Moi, quand elle viendra, je lui sourirai, parce que ça fait longtemps que je l'attends, même si je lui en veux d'avoir raté notre dernier rendez-vous.
La main de Naël a saisi la mienne et vient de me ramener sur terre.
— Ça va aller ? murmure-t-il.
Il est trop beau pour cet environnement morbide, j'ai l'impression d'avoir ramené un ange en enfer. Mais sans ange avec moi, je serais obligée d'y rester.
— Oui.
J'ai envie de l'embrasser, non pas parce que je suis amoureuse de lui, mais pour que sa lumière me gagne un peu.
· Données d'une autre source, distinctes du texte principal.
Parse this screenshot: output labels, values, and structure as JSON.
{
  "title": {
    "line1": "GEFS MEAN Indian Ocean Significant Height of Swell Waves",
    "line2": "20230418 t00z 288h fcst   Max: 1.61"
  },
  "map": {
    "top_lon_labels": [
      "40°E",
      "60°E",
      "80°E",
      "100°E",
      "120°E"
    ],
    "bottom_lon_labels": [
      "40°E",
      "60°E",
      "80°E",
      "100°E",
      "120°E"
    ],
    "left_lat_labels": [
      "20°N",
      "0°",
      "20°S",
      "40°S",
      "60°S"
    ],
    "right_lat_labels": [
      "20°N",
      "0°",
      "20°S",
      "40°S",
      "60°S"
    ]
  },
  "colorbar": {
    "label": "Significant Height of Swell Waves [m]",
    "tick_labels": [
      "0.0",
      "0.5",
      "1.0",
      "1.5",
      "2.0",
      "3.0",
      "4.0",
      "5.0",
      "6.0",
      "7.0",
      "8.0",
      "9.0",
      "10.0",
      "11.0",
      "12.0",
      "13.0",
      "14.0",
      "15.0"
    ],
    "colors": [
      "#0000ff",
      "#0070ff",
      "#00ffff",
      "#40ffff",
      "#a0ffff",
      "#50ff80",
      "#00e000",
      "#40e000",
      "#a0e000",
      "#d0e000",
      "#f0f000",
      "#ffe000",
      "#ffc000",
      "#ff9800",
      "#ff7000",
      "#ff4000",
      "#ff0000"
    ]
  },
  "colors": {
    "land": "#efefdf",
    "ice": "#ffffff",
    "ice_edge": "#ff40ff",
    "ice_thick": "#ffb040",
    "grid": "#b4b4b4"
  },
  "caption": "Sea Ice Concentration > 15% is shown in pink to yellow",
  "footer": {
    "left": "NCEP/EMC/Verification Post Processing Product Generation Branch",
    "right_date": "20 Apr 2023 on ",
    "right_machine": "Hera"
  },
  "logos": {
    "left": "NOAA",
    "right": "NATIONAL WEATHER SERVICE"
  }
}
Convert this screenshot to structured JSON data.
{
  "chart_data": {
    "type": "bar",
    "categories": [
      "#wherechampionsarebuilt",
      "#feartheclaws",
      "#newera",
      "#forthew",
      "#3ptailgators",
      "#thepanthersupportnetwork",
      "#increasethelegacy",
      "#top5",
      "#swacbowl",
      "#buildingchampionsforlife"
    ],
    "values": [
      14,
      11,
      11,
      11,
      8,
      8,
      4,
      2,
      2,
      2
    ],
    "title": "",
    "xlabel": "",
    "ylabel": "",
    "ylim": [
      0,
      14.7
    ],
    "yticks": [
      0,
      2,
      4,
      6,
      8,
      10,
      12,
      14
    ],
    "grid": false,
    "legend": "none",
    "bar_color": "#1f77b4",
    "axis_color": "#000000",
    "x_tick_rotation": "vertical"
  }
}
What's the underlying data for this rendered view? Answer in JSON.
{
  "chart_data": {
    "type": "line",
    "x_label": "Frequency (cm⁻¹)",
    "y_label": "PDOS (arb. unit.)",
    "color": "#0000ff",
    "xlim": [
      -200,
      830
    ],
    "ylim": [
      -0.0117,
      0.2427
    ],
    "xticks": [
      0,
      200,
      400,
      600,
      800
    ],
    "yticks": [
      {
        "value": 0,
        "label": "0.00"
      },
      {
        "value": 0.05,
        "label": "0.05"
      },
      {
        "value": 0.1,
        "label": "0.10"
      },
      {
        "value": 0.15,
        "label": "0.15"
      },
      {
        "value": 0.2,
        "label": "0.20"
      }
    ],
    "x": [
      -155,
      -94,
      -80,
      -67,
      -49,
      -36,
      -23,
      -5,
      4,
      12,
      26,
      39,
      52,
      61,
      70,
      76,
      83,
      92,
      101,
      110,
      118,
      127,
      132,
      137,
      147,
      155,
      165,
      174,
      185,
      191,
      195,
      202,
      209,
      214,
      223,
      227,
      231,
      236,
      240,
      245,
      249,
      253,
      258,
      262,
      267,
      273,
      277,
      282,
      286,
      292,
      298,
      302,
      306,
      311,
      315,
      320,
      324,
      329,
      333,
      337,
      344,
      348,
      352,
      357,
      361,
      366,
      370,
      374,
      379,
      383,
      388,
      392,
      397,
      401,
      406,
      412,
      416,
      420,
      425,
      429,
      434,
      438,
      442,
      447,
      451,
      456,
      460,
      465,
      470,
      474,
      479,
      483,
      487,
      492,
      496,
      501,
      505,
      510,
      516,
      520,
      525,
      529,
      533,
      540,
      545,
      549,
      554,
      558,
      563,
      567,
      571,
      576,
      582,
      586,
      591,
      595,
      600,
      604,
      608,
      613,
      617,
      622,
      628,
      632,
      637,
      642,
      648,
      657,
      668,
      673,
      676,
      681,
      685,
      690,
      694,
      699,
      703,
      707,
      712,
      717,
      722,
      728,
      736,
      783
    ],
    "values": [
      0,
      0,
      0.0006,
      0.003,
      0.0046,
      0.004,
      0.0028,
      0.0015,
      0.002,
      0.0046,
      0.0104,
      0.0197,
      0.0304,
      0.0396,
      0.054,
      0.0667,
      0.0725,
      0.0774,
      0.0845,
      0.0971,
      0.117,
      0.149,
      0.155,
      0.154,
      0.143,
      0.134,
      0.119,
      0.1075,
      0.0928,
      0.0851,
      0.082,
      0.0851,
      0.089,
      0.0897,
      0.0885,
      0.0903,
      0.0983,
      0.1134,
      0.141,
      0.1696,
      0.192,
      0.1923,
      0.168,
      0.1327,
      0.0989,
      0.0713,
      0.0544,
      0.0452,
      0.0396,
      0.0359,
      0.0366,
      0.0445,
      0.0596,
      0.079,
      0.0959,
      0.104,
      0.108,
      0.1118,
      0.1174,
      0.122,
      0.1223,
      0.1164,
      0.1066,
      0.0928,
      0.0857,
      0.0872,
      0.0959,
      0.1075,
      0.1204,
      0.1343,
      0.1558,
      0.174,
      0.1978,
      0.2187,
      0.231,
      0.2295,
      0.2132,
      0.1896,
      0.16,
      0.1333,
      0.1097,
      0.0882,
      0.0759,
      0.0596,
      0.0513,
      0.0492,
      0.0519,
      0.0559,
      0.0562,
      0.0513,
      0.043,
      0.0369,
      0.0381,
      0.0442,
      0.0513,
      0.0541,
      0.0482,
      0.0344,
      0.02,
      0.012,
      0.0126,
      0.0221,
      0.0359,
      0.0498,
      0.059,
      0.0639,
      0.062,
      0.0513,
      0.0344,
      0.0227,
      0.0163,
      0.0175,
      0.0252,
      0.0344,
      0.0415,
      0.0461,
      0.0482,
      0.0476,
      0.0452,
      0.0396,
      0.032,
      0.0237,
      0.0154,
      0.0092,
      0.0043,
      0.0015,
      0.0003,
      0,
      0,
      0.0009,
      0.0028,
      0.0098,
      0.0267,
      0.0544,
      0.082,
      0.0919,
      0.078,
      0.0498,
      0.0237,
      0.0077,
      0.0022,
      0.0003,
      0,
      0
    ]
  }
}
Pour que moi aussi je me sente un peu ange, quelques secondes.
— Ne me lâche pas.
Pour toute réponse il resserre un peu ses doigts sur les miens.
Nous entrons, Moh est là, je ravale les larmes qui me gagnent déjà. Mon cœur brûle comme si l'on y avait versé un seau d'acide.
C'est ma faute.
C'est ma faute.
C'est ma faute.
À ce moment-là mon cerveau déconnecte tant la douleur est insoutenable, je le rejoins pour l'embrasser sur la joue. Lui parle sur un ton léger.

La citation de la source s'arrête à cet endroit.